I’d gotten tenure, and was teaching, writing, getting back to my normal work. My material life was organized for the first (and last) time: towels neatly stacked away, socks matched, hedges cut off at their knees. Sara was an outgoing hit with everyone, was gardening enthusiastically, and had begun working part-time jobs. She was even starting to get along with my dog, a hyper black lab named Elizabeth. And if there was still more lust than love, that was fine for now.
The odd thing is, although my first marriage taught me everything I knew about love, and would seem therefore to have prepared me for my second marriage, in fact it did the opposite. I was far too confident with Sara, partly because I’d built up my confidence sky-high with Jackie.

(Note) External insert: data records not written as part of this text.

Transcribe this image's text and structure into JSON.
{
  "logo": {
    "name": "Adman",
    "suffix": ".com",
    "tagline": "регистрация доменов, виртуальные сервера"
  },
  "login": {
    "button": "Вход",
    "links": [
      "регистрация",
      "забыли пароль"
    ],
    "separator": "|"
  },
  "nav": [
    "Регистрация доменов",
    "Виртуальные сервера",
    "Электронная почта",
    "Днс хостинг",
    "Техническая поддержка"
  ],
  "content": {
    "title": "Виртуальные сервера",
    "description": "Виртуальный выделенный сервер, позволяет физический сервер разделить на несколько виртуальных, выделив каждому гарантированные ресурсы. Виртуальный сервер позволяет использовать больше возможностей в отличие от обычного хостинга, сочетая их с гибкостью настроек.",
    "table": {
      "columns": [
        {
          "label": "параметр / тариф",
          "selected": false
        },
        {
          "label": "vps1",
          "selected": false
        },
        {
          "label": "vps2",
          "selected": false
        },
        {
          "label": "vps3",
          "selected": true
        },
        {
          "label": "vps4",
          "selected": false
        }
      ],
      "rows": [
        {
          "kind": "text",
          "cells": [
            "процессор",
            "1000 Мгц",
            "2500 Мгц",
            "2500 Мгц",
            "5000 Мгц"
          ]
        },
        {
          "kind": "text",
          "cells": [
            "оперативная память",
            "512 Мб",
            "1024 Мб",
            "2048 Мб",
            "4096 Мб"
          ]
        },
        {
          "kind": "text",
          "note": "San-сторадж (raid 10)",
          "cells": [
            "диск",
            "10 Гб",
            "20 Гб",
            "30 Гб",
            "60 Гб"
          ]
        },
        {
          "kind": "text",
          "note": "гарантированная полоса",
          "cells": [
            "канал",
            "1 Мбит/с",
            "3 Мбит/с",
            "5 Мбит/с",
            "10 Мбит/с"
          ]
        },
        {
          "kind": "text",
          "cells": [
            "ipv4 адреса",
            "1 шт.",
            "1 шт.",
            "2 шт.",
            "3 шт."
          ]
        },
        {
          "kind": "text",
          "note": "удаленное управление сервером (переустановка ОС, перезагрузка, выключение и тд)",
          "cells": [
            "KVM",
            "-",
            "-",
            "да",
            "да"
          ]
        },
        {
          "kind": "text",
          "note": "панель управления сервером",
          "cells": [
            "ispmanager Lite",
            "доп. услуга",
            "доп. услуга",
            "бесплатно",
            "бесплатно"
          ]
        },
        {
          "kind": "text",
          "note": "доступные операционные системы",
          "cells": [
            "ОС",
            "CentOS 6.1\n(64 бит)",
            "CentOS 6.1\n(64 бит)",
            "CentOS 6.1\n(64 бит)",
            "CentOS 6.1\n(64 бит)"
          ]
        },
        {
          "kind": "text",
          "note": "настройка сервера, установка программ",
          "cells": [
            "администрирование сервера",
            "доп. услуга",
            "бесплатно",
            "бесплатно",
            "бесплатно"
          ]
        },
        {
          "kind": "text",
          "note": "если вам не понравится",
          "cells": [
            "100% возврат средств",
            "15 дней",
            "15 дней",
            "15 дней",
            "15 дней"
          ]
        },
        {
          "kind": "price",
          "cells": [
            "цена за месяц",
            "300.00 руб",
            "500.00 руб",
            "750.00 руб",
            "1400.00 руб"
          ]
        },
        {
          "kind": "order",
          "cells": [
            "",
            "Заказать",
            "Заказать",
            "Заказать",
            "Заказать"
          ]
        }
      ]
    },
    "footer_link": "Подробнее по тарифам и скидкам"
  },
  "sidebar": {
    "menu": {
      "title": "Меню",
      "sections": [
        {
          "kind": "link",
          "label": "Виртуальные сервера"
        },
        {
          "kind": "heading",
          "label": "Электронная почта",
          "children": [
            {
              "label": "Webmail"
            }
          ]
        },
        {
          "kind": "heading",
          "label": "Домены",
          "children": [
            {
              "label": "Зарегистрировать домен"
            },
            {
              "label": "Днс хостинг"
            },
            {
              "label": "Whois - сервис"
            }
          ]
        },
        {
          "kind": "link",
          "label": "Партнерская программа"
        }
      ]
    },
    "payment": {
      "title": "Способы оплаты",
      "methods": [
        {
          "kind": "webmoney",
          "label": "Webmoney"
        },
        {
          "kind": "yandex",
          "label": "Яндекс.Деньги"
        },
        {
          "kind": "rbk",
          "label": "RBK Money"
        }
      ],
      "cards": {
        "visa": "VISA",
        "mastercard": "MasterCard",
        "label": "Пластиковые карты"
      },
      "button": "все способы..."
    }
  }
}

Everything I wrote, for many years, I wrote for Jackie. I’d stay up all night drafting a poem, and leave a clean copy out on the kitchen table when I turned in at dawn, and it would thrill Jackie to the bone when she read it over her morning coffee. My knowing that a poem I wrote could do that for her kept me going. Not only my poetry, but almost everything else about me—my jokes, my wanderlust, even my crooked and dented nose—delighted Jackie. She fell in love with the idea of the A. A. fellowship (although she wasn’t an alcoholic), and enjoyed going to open meetings at my home group in Salt Lake City every week. She found them comforting. And in the last few years, no matter what Jackie and I went through—surgery after surgery, grief and rage and madness with no end in sight—we kept discovering that, together, we were able to face it. Never had I imagined I could matter so much to another human being.